The production, transmission, and utilisation of knowledge is a key dimension of socio-cultural processes, exhibiting a fundamental relationship to phenomena such as subject formation, (post)modernisation, globalisation/transnationalisation and socio-cultural transformation, to name but a few. While it is well established that knowledge is subject to historical change (Kuhn, Foucault), there has recently been an increasing interest in the socio-material production of knowledge (Knorr-Cetina, Latour), as well as in the cognitive aspects of individual knowledge creation (Lenk, von Glasersfeld) and the materialities of knowledge production (from Nietzsche to current Media Archaeology). When dealing with cultures of knowledge, it is therefore mandatory to include the practices of knowledge production and transmission which can be observed empirically: Research and education. We consequently follow a broad and interdisciplinary approach, focusing on cultures of knowledge, research and education from a wide range of different analytic angles. Historical, sociological, philosophical and media-theoretical perspectives, as well as cognitive and psychological ones, are integrated into a processual approach to knowledge cultures, highlighting the constructivist ‘nature’ of knowledge.
Research Focus
Paths of Knowledge Some concepts meander through various disciplines in the humanities and in the study of culture, as Mieke Bal pointed out, and there seems to be no possibility of placing them, at least not permanently. In line with Isabelle Stengers (
D'une science à l'autre: Des concepts nomads, Paris 1987), these may be called ‘nomadic concepts’. Thinking in terms of such concepts means thinking without fixed place, means thinking in constant movement, means thinking beyond the boundary lines of disciplines and academic subjects.

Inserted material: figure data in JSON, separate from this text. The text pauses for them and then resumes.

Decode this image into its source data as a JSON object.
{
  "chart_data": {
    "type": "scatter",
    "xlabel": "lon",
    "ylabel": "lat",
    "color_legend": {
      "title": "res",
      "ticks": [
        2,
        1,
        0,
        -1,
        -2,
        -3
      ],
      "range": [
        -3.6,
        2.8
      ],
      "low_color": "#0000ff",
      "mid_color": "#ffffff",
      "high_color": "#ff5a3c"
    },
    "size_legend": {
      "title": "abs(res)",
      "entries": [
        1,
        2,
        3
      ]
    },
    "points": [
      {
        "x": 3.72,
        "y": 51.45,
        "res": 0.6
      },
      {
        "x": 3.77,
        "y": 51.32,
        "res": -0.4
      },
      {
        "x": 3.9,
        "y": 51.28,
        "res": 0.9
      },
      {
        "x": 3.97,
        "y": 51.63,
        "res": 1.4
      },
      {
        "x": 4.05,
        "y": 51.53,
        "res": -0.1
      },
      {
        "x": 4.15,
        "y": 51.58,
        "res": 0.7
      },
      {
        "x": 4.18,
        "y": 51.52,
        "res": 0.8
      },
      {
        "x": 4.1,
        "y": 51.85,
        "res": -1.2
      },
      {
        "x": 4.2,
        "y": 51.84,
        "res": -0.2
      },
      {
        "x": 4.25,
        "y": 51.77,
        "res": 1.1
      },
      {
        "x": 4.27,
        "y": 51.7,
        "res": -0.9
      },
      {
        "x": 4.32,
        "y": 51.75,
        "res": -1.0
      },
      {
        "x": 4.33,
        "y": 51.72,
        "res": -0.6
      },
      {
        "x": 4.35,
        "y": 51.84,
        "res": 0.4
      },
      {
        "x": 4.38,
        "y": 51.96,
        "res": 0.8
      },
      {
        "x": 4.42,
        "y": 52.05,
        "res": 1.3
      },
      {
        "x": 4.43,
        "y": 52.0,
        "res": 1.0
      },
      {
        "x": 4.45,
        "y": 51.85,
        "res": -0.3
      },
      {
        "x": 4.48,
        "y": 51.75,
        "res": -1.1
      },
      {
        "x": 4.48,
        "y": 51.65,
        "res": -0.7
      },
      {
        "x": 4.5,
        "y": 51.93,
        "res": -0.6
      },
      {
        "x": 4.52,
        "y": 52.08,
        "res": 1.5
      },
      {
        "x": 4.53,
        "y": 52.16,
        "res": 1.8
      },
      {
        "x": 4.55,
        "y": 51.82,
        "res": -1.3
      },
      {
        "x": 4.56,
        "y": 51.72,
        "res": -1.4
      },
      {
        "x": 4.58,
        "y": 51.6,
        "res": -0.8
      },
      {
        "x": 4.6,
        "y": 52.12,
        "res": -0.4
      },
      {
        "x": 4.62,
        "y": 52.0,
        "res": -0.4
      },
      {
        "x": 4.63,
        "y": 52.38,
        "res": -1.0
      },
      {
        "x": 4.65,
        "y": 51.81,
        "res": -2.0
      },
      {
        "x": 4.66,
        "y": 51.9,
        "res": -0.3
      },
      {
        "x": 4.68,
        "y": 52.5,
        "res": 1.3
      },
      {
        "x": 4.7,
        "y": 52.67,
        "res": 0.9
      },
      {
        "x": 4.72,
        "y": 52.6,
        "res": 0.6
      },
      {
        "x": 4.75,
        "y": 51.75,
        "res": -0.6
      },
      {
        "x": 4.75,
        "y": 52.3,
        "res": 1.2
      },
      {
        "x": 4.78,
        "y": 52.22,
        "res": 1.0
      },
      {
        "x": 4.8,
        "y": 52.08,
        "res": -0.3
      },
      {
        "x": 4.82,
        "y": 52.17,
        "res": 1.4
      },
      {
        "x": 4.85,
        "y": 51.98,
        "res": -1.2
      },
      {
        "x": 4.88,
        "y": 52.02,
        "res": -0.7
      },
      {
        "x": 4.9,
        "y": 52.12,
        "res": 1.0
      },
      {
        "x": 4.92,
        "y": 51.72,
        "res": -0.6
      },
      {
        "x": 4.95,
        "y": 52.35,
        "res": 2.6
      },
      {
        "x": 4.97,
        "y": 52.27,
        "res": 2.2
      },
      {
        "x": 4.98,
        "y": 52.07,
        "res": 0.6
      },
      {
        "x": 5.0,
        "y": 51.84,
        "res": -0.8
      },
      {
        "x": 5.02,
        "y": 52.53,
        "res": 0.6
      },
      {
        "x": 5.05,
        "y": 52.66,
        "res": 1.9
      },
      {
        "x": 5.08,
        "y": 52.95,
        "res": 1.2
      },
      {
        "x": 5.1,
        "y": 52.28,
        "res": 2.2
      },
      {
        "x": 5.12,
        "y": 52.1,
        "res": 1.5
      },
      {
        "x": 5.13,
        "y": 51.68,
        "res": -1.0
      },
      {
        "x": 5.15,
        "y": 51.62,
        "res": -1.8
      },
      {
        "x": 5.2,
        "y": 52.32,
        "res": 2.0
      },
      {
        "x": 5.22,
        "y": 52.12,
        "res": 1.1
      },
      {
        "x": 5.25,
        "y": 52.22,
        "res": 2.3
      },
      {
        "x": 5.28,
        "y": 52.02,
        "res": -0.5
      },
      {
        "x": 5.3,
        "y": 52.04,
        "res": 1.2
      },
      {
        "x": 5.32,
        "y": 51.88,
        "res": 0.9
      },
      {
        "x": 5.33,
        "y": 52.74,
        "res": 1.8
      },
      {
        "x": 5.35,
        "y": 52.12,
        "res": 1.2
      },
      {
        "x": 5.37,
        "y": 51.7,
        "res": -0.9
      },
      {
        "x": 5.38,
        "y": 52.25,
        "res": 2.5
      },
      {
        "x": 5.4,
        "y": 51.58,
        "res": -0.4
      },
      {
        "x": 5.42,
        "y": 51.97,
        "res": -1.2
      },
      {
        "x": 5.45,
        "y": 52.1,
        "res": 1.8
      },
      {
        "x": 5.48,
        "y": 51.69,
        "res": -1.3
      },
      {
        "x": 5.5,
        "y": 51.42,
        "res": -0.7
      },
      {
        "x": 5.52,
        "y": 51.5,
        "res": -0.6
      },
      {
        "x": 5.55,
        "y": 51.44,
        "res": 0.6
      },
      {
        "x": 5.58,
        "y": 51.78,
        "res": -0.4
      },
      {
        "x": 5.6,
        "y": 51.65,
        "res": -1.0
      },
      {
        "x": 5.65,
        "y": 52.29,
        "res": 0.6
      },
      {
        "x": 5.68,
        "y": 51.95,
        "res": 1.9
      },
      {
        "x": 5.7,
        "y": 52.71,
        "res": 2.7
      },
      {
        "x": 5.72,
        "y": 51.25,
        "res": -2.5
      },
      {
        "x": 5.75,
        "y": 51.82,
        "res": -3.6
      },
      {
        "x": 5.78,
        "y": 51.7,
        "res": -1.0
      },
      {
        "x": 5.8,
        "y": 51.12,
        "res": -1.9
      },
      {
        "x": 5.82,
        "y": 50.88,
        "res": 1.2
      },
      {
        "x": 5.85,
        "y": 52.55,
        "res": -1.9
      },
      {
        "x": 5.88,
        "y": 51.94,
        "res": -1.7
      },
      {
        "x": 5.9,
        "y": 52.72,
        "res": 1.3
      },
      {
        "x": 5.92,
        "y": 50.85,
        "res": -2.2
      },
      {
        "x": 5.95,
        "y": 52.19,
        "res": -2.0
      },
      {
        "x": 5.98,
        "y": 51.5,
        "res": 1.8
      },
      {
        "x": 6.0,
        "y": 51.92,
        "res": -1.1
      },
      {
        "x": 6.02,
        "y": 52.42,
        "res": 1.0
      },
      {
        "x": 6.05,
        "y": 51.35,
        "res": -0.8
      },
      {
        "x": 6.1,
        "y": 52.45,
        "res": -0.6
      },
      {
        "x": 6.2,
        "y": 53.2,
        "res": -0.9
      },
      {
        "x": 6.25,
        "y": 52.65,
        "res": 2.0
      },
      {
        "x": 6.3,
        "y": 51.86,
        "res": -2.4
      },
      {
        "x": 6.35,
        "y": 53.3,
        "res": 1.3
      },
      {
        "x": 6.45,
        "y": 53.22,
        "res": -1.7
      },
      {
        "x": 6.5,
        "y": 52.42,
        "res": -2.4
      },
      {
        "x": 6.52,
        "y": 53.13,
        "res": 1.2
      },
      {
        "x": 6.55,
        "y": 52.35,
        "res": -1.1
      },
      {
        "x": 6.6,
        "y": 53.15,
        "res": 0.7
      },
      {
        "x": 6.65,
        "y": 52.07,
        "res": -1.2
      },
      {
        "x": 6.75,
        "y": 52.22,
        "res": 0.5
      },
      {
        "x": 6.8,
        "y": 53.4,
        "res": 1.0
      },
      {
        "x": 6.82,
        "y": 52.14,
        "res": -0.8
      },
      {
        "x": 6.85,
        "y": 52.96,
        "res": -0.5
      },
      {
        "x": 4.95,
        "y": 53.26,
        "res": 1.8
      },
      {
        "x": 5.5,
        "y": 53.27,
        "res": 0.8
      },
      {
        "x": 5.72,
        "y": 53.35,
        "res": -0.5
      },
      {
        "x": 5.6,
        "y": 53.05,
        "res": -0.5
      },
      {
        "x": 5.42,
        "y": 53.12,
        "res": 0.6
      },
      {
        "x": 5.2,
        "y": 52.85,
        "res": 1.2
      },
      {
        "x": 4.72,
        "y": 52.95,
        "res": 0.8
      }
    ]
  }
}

The foundations for this kind of thinking were lain in D’Alembert’s and Diderot’s Encyclopedia (Paris, 1751ff). In their preface, the editors describe the branches of human knowledge as a world map and chart the individual entries into distinct provinces of knowledge. The connections between these provinces appear as paths of knowledge which – interrupted by numerous obstacles – are known only to a particular country’s inhabitants or to travellers.
Along these lines, Research Area 8, “Cultures of Knowledge, Research and Education”, has tackled issues of space and place, intending to reveal the kinds of knowledge inherent in them. This approach was based on seminal theories by Edward Soja, Henri Lefebvre, Michel Foucault, Ernst Cassirer, Martina Löw and Michel de Certeau. Subsequently, Research Area 8 focused on palpable, real and virtual spaces of knowledge, supported by reading Hans-Jörg Rheinberger, Bruno Latour, Steve Woolgar, Lev Manovich and Torsten Meyer.
Since the winter term 2009/10, Research Area 8 has turned their attention to paths of knowledge. We have explored the dynamic aspect of movement in the processes of acquiring knowledge. Against this backdrop, three questions have arisen: (1) how does knowledge travel and how does it change and grow in the course of its travel? (2) How does knowledge transcend boundary lines and which boundary lines are newly drawn in the movement of knowledge? Finally, (3) how do paths of knowledge emerge? What are the highways and what are the dirt tracks of such knowledge migration?
These questions and more have been and will be tackled by the members of Research Area 8 from the interdisciplinary perspectives of history, literary and media studies and of the social sciences. A renewed reading of Mieke Bal’s
Travelling Concepts (2002) has served as our common starting point. Further reading included texts by Umberto Eco, Hans-Jörg Rheinberger, Erhard Schüttpelz, Bruno Latour, Michel Callon and Gilles Deleuze and Felix Guattari.